Open chrpinedo opened 1 month ago
We use MS Azure AD and I can confirm that after the v0.4.6 update (which seems to happen automatically during restart of Rancher) we can not modify project permissions:
Internal error occurred: failed calling webhook "rancher.cattle.io.projectroletemplatebindings.management.cattle.io": failed to call webhook: an error on the server ("{\"kind\":\"AdmissionReview\",\"apiVersion\":\"admission.k8s.io/v1\",....,\"kind\":\"ProjectRoleTemplateBinding\",\"metadata\":{\"annotations\":{\"field.catt") has prevented the request from succeeding
Rolling back the webhook deployment (NS cattle-system) to v0.4.5 in the "local" cluster seems to resolve the problem. Is there anything we need to tweak for the v0.4.6? In the Rancher logs I can see the following error:
"status\":\"Failure\",\"message\":\"Internal error occurred: failed to get rules from referenced roleTemplate 'project-owner': failed to check externalRules feature flag: features.management.cattle.io \\\"external-rules\\\" not found\",\"reason\":\"InternalError\",\"details\":{\"causes\":[{\"message\":\"failed to get rules from referenced roleTemplate 'project-owner': failed to check externalRules feature flag: features.management.cattle.io \\\"external-rules\\\" not found\"}]},\"code\":500}}}") has prevented the request from succeeding, requeuing
And also this error:
2024/06/13 09:26:15 [ERROR] error syncing 'p-qdpq2/creator-project-owner': handler mgmt-auth-prtb-controller: failed to remove finalizer on controller.cattle.io/mgmt-auth-prtb-controller, handler cluster-prtb-sync: failed to remove finalizer on clusterscoped.controller.cattle.io/cluster-prtb-sync_c-nxkcl, requeuing
@pmatseykanets I saw that last commits are merged by you. Can you maybe help?
This issue also seems to affect removal of clusters in Rancher. As mentioned before, a downgrade to v0.4.5 in the "local" cluster resolves the problem and clusters get removed as expected when external user/groups are configured in the cluster.
@phoenix-bjoern @chrpinedo we are actively working on the fix for this - hoping to resolve it before EOD
A new chart version for rancher-webhook with the fix is being released now.
release complete
Apologies for the issue. This was a bug in v0.4.6 of the webhook. As @nicholasSUSE has noted, we have recently released a new version of the webhook (v0.4.7) which does not have this bug. The upgrade of the webhook (for affected versions that don't have a pinned webhook version) should be automatic. However, users can attempt to manually initiate the upgrade of the webhook by refreshing the rancher-charts
repo from the UI. This can be done by the following steps: go to the local cluster -> Apps -> Repositories -> click the 3 buttons to the right of the rancher-charts
repo, and click refresh. You may need to restart rancher (through kubectl rollout restart deploy/rancher -n cattle-system
) to get the changes to take immediate effect. You can also manually upgrade the webhook by selecting the application in the UI (local cluster -> Apps -> Installed Apps -> change the UI filter to "All Namespaces" -> rancher-webhook).

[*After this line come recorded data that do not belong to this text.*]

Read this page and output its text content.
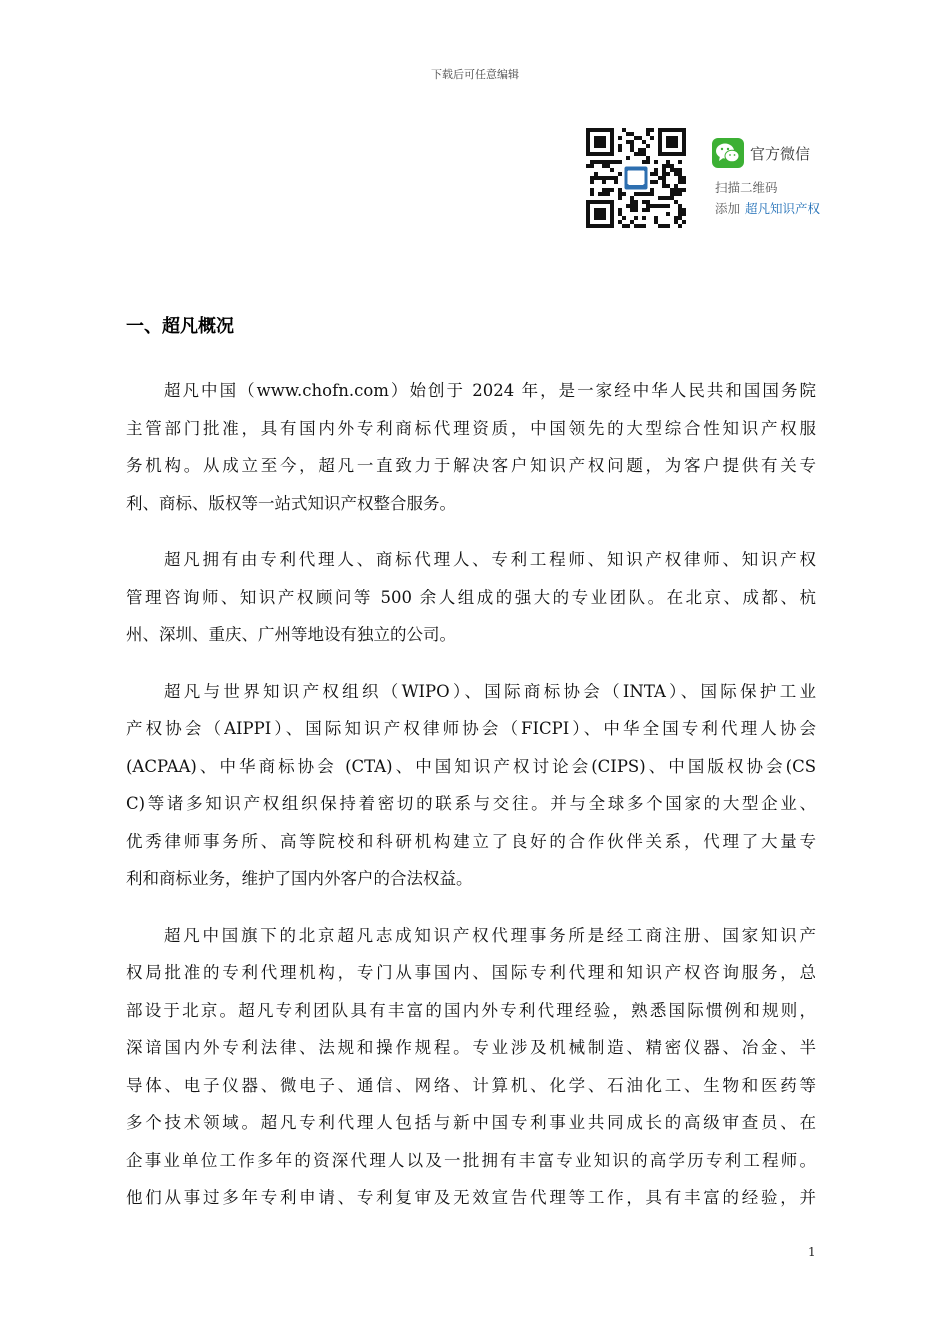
下载后可任意编辑
官方微信
扫描二维码
添加 超凡知识产权
一、超凡概况
超凡中国（www.chofn.com）始创于 2024 年，是一家经中华人民共和国国务院
主管部门批准，具有国内外专利商标代理资质，中国领先的大型综合性知识产权服
务机构。从成立至今，超凡一直致力于解决客户知识产权问题，为客户提供有关专
利、商标、版权等一站式知识产权整合服务。
超凡拥有由专利代理人、商标代理人、专利工程师、知识产权律师、知识产权
管理咨询师、知识产权顾问等 500 余人组成的强大的专业团队。在北京、成都、杭
州、深圳、重庆、广州等地设有独立的公司。
超凡与世界知识产权组织（WIPO）、国际商标协会（INTA）、国际保护工业
产权协会（AIPPI）、国际知识产权律师协会（FICPI）、中华全国专利代理人协会
(ACPAA)、中华商标协会 (CTA)、中国知识产权讨论会(CIPS)、中国版权协会(CS
C)等诸多知识产权组织保持着密切的联系与交往。并与全球多个国家的大型企业、
优秀律师事务所、高等院校和科研机构建立了良好的合作伙伴关系，代理了大量专
利和商标业务，维护了国内外客户的合法权益。
超凡中国旗下的北京超凡志成知识产权代理事务所是经工商注册、国家知识产
权局批准的专利代理机构，专门从事国内、国际专利代理和知识产权咨询服务，总
部设于北京。超凡专利团队具有丰富的国内外专利代理经验，熟悉国际惯例和规则，
深谙国内外专利法律、法规和操作规程。专业涉及机械制造、精密仪器、冶金、半
导体、电子仪器、微电子、通信、网络、计算机、化学、石油化工、生物和医药等
多个技术领域。超凡专利代理人包括与新中国专利事业共同成长的高级审查员、在
企事业单位工作多年的资深代理人以及一批拥有丰富专业知识的高学历专利工程师。
他们从事过多年专利申请、专利复审及无效宣告代理等工作，具有丰富的经验，并
1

For users who can't upgrade to v0.4.7, you can work around the issue by creating this resource in the local cluster using kubectl:
apiVersion: management.cattle.io/v3
kind: Feature
metadata:
name: external-rules
spec:
value: false
Thanks @samjustus @nicholasSUSE and @MbolotSuse for the super fast response and resolution of the issue. Will check the new version tomorrow.

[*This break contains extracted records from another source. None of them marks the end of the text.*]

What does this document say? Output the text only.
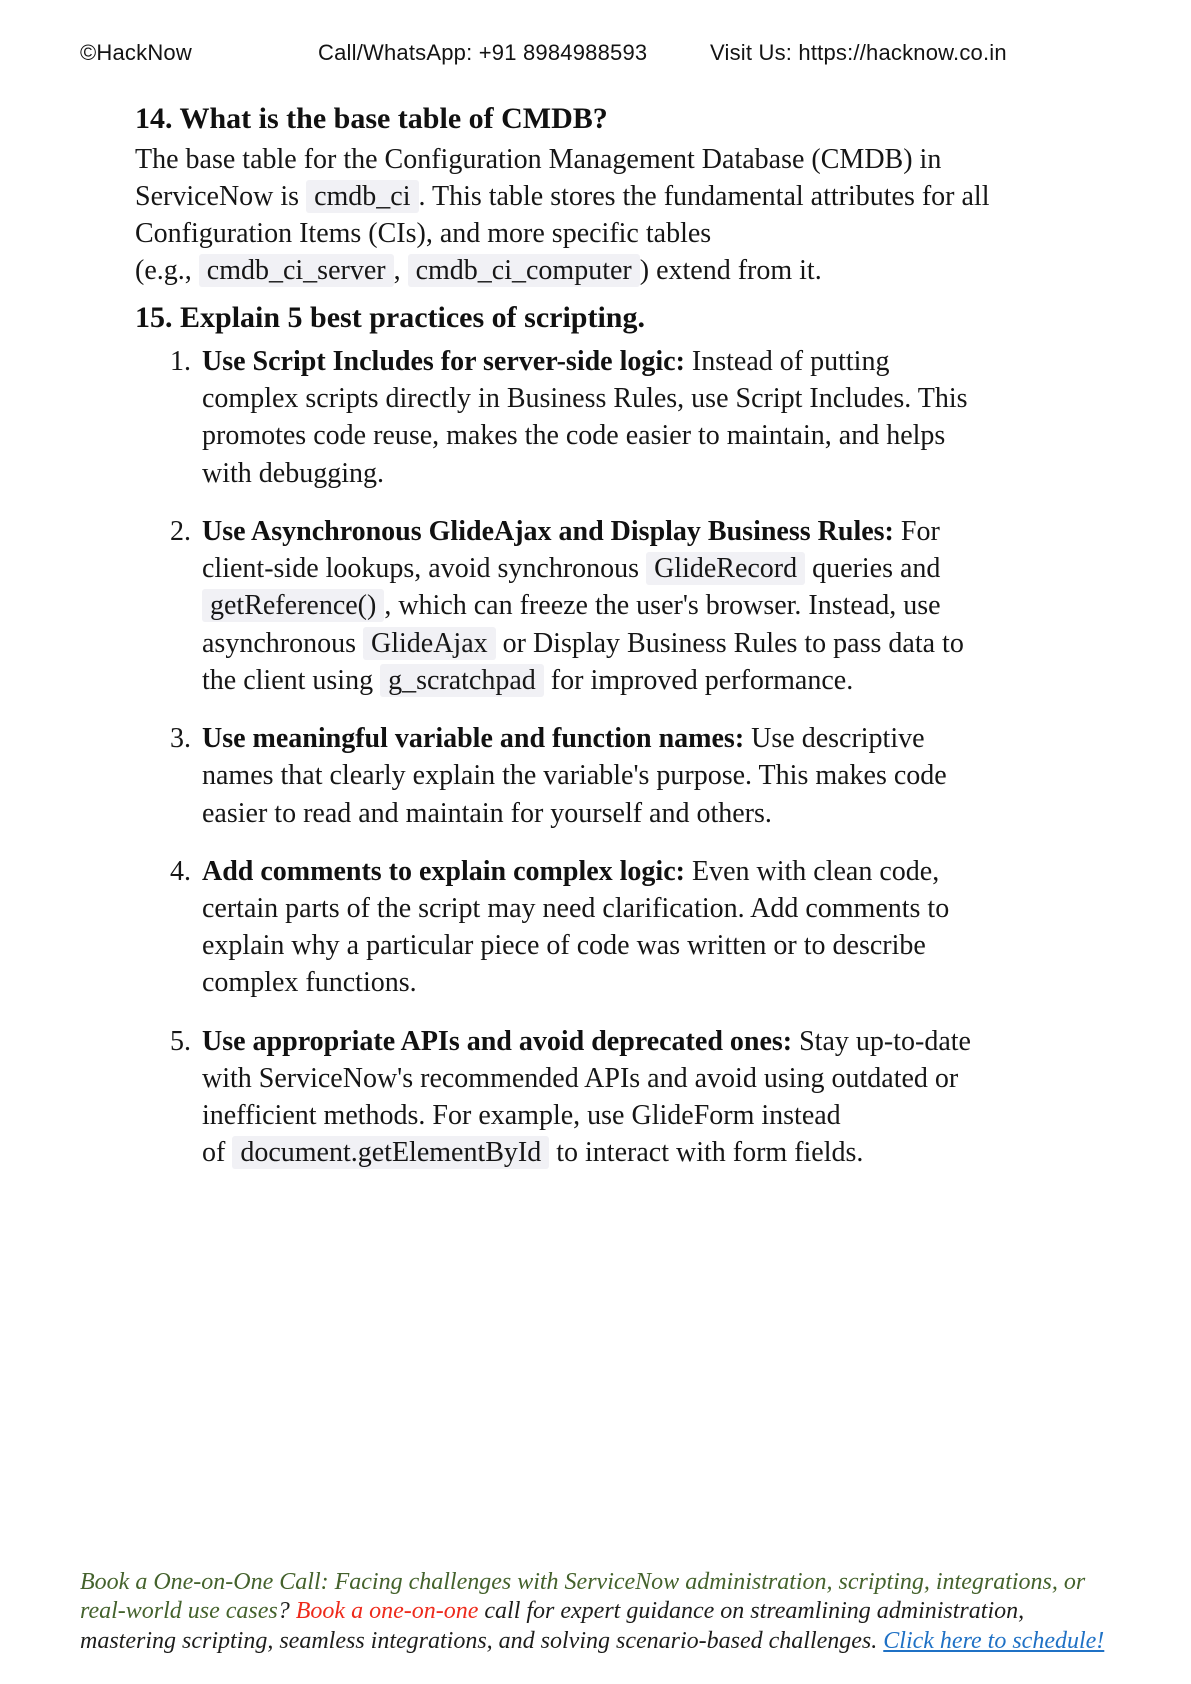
©HackNow	Call/WhatsApp: +91 8984988593	Visit Us: https://hacknow.co.in
14. What is the base table of CMDB?

The base table for the Configuration Management Database (CMDB) in ServiceNow is cmdb_ci . This table stores the fundamental attributes for all Configuration Items (CIs), and more specific tables
(e.g., cmdb_ci_server , cmdb_ci_computer ) extend from it.

15. Explain 5 best practices of scripting.
1. Use Script Includes for server-side logic: Instead of putting complex scripts directly in Business Rules, use Script Includes. This promotes code reuse, makes the code easier to maintain, and helps with debugging.
2. Use Asynchronous GlideAjax and Display Business Rules: For client-side lookups, avoid synchronous GlideRecord queries and getReference() , which can freeze the user's browser. Instead, use asynchronous GlideAjax or Display Business Rules to pass data to the client using g_scratchpad for improved performance.
3. Use meaningful variable and function names: Use descriptive names that clearly explain the variable's purpose. This makes code easier to read and maintain for yourself and others.
4. Add comments to explain complex logic: Even with clean code, certain parts of the script may need clarification. Add comments to explain why a particular piece of code was written or to describe complex functions.
5. Use appropriate APIs and avoid deprecated ones: Stay up-to-date with ServiceNow's recommended APIs and avoid using outdated or inefficient methods. For example, use GlideForm instead
of document.getElementById to interact with form fields.
Book a One-on-One Call: Facing challenges with ServiceNow administration, scripting, integrations, or real-world use cases? Book a one-on-one call for expert guidance on streamlining administration, mastering scripting, seamless integrations, and solving scenario-based challenges. Click here to schedule!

One additional question: Why does this (important) component in Rancher do unattended auto-updates? I didn't expect that any component would get updated unless we initiate a Rancher version update (and perform backups to roll back on such issues). Doesn't this behavior violate the principal of immutable software releases?
@phoenix-bjoern We agree that this specific component should not do unattended auto-updates. We consider this a defect/bug, and have filed an issue here: rancher/rancher#45418 to track the resolution.

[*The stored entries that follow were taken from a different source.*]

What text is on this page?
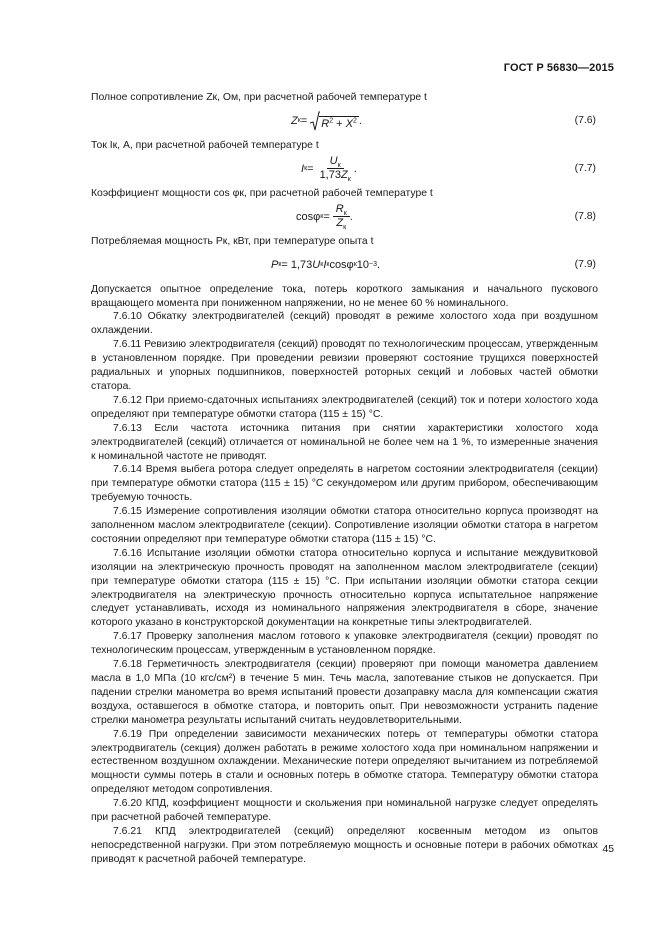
ГОСТ Р 56830—2015

Полное сопротивление Zк, Ом, при расчетной рабочей температуре t

Z $к = R^2 + X^2$ .	(7.6)

Ток Iк, А, при расчетной рабочей температуре t

I $к = \frac{U_к}{1,73Z_к}$ .	(7.7)

Коэффициент мощности cos φк, при расчетной рабочей температуре t

cosφ $к = \frac{R_к}{Z_к}$ .	(7.8)

Потребляемая мощность Pк, кВт, при температуре опыта t

P к = 1,73 U к I к cosφ к 10 −3 .	(7.9)

Допускается опытное определение тока, потерь короткого замыкания и начального пускового вращающего момента при пониженном напряжении, но не менее 60 % номинального.

7.6.10 Обкатку электродвигателей (секций) проводят в режиме холостого хода при воздушном охлаждении.

7.6.11 Ревизию электродвигателя (секций) проводят по технологическим процессам, утвержденным в установленном порядке. При проведении ревизии проверяют состояние трущихся поверхностей радиальных и упорных подшипников, поверхностей роторных секций и лобовых частей обмотки статора.

7.6.12 При приемо-сдаточных испытаниях электродвигателей (секций) ток и потери холостого хода определяют при температуре обмотки статора (115 ± 15) °С.

7.6.13 Если частота источника питания при снятии характеристики холостого хода электродвигателей (секций) отличается от номинальной не более чем на 1 %, то измеренные значения к номинальной частоте не приводят.

7.6.14 Время выбега ротора следует определять в нагретом состоянии электродвигателя (секции) при температуре обмотки статора (115 ± 15) °С секундомером или другим прибором, обеспечивающим требуемую точность.

7.6.15 Измерение сопротивления изоляции обмотки статора относительно корпуса производят на заполненном маслом электродвигателе (секции). Сопротивление изоляции обмотки статора в нагретом состоянии определяют при температуре обмотки статора (115 ± 15) °С.

7.6.16 Испытание изоляции обмотки статора относительно корпуса и испытание междувитковой изоляции на электрическую прочность проводят на заполненном маслом электродвигателе (секции) при температуре обмотки статора (115 ± 15) °С. При испытании изоляции обмотки статора секции электродвигателя на электрическую прочность относительно корпуса испытательное напряжение следует устанавливать, исходя из номинального напряжения электродвигателя в сборе, значение которого указано в конструкторской документации на конкретные типы электродвигателей.

7.6.17 Проверку заполнения маслом готового к упаковке электродвигателя (секции) проводят по технологическим процессам, утвержденным в установленном порядке.

7.6.18 Герметичность электродвигателя (секции) проверяют при помощи манометра давлением масла в 1,0 МПа (10 кгс/см²) в течение 5 мин. Течь масла, запотевание стыков не допускается. При падении стрелки манометра во время испытаний провести дозаправку масла для компенсации сжатия воздуха, оставшегося в обмотке статора, и повторить опыт. При невозможности устранить падение стрелки манометра результаты испытаний считать неудовлетворительными.

7.6.19 При определении зависимости механических потерь от температуры обмотки статора электродвигатель (секция) должен работать в режиме холостого хода при номинальном напряжении и естественном воздушном охлаждении. Механические потери определяют вычитанием из потребляемой мощности суммы потерь в стали и основных потерь в обмотке статора. Температуру обмотки статора определяют методом сопротивления.

7.6.20 КПД, коэффициент мощности и скольжения при номинальной нагрузке следует определять при расчетной рабочей температуре.

7.6.21 КПД электродвигателей (секций) определяют косвенным методом из опытов непосредственной нагрузки. При этом потребляемую мощность и основные потери в рабочих обмотках приводят к расчетной рабочей температуре.

45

@MbolotSuse I can confirm the functionality is working again after the v0.4.7 update (which again happened unattended). IMHO this issue can be closed.
rancher-webhook chart was automatically updated in my deployment to version 0.4.6 the 12th of June and since then I am unable to modify/add/remove role of users of one project. It seems to be a problem with the integration/validation of LDAP groups.
There are also errors in the rancher-webhook pod:
I solved this issue by rolling back to the previous version 0.4.5
However, a bit later Rancher forces again the upgrade of the webhook. But I confirm that rolling back to 0.4.5 solves this issue.